During a session at the 2018 Genitourinary Cancers Symposium, 2 doctors debate whether there is existing evidence for local treatment for patients newly diagnosed with metastatic disease.

Case: A 75-year-old white male presents with an elevated prostate-specific antigen of 10 ng/dL found during an annual routine examination. He was found to have a mildly enlarged prostate and a family history of prostate cancer with his father having been diagnosed with prostate cancer at 69 years old. The biopsy showed multiple cores with Gleason 9 on both sides. He had a computated tomography scan of the abdomen and pelvis, which did not show any evidence of metastatic disease, but his bone scan identified 4 suspicious areas (right iliac crest, left eighth rib, right sixth rib, and T12).

The patient was started on androgen deprivation therapy and a thorough discussion was held with him with regards to the role of docetaxel versus abiraterone/prednisone. The patient ultimately decided on docetaxel for 6 cycles and did well. But, at a subsequent visit he asked a question: "How much more aggressive can I be in this setting when you tell me I have relatively minimal disease in terms of the metastatic picture?

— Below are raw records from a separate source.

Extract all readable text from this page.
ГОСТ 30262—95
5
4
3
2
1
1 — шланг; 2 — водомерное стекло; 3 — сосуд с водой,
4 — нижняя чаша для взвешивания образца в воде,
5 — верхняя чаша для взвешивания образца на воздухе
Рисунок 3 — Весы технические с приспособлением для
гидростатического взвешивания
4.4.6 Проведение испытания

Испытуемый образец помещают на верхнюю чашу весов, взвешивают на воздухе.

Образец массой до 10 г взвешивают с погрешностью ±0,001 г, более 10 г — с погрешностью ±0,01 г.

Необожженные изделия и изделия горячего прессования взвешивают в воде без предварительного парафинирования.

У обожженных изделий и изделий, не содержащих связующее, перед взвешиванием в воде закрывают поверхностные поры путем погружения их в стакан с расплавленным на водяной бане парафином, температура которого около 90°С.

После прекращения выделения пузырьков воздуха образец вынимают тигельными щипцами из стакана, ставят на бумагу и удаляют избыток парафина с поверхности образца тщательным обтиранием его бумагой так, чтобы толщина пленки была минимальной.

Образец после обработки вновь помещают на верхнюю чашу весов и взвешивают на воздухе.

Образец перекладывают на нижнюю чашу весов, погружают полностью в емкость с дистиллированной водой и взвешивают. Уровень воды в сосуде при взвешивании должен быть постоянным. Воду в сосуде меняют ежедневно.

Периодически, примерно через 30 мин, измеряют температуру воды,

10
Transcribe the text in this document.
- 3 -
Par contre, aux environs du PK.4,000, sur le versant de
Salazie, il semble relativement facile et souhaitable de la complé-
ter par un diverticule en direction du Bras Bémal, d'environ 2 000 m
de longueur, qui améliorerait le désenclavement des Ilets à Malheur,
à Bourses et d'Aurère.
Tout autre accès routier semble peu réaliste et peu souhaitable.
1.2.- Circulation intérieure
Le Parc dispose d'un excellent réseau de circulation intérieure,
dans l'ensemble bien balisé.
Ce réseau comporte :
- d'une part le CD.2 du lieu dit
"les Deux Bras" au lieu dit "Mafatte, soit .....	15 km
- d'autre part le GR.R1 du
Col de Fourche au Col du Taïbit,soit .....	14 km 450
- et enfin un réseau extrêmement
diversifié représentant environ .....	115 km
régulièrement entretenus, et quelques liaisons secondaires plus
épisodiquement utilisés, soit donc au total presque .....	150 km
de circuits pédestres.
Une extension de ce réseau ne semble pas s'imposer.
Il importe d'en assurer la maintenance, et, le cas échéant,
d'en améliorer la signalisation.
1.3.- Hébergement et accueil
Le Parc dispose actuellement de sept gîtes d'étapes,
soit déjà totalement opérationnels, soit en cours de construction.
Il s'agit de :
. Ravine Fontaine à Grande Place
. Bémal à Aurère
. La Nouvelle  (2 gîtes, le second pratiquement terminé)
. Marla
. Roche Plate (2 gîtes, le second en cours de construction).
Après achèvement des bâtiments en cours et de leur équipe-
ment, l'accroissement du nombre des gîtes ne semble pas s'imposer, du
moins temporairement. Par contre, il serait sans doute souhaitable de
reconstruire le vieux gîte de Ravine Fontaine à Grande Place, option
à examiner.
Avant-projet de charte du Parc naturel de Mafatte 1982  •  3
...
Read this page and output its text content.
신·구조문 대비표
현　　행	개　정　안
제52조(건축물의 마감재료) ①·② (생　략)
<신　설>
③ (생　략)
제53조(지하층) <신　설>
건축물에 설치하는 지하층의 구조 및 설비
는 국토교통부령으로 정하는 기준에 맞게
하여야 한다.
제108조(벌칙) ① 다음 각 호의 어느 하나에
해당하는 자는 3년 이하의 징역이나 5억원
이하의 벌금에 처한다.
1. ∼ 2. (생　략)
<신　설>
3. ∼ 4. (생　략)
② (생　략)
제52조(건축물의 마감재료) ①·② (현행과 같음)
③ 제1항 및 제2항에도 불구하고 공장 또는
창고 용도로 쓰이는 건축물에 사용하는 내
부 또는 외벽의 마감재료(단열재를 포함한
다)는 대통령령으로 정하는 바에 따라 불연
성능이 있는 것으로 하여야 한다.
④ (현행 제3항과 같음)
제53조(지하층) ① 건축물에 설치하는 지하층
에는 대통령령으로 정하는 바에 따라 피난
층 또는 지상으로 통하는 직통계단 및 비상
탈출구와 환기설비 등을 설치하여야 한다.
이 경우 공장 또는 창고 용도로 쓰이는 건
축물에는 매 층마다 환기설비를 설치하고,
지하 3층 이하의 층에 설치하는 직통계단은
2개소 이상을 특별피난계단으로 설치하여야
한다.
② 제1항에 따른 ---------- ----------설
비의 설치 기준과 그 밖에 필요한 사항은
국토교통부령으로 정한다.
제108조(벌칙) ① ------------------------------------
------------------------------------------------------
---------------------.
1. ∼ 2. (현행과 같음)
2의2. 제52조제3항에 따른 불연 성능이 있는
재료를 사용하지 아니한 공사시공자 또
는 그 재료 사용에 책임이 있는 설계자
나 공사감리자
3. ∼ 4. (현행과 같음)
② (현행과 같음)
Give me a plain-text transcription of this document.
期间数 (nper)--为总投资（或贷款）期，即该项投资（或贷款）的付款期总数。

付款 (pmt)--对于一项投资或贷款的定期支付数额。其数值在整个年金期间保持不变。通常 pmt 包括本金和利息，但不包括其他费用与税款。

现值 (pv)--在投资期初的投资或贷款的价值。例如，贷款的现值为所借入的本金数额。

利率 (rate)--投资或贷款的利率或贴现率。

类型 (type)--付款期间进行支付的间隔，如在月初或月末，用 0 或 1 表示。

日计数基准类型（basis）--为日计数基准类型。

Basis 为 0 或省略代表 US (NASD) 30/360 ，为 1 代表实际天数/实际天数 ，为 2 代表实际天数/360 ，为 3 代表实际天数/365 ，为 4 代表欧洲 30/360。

Should there be a role of aggressive local therapy now that I have done what I can with systemic treatment?"

Question: Is there evidence for local treatment in patients with newly diagnosed metastatic disease?

Debate: According to Mack Roach III, MD, FASCO, professor of radiation oncology and urology, University of California, San Francisco: “It’s clear that there’s evidence. The area that I would surrender to is how good is the evidence? But, the evidence is nonetheless there.”

Roach stressed that while there is a lack high-level evidence, there is evidence, and patients want it. There are studies that support the notion that even people with metastatic disease benefit from local treatment, he added.

He used the example of a trial of patients with lung cancer who were randomized to receive treatment to their metastases in addition to primary treatment, and results suggested there was a progression-free advantage when both were addressed.

He then tied it in with the STOMP trial, where 62 patients either received surveillance or a metastasis-directed therapy (MDT) for oligometastatic prostate cancer recurrence. The patients had fewer than 4 extracranial metastases and serum T levels over 50 ng/mL. Patients were randomly assigned 1:1 to either surveillance or MDT of all detected lesions. The primary endpoint was freedom from androgen depravation therapy. Results showed there was a suggestion of a benefit favoring the patients who had MDT.

“The devil in the details is that these patients had to have their primary controlled,” said Roach. “So, when you try to infer from these data how they relate to the case of the patient whose presenting with a primary that has not been treated, you really can’t use the STOMP data, because these are people failing with metastatic disease. So, if you want, you infer, you must control the primary and treat the metastases, and there’s evidence that both of these things might impact the patient’s outcome.”

There’s clear evidence that local treatment is beneficial, but we need to better select which patients are the ones who are likely to benefit, he concluded.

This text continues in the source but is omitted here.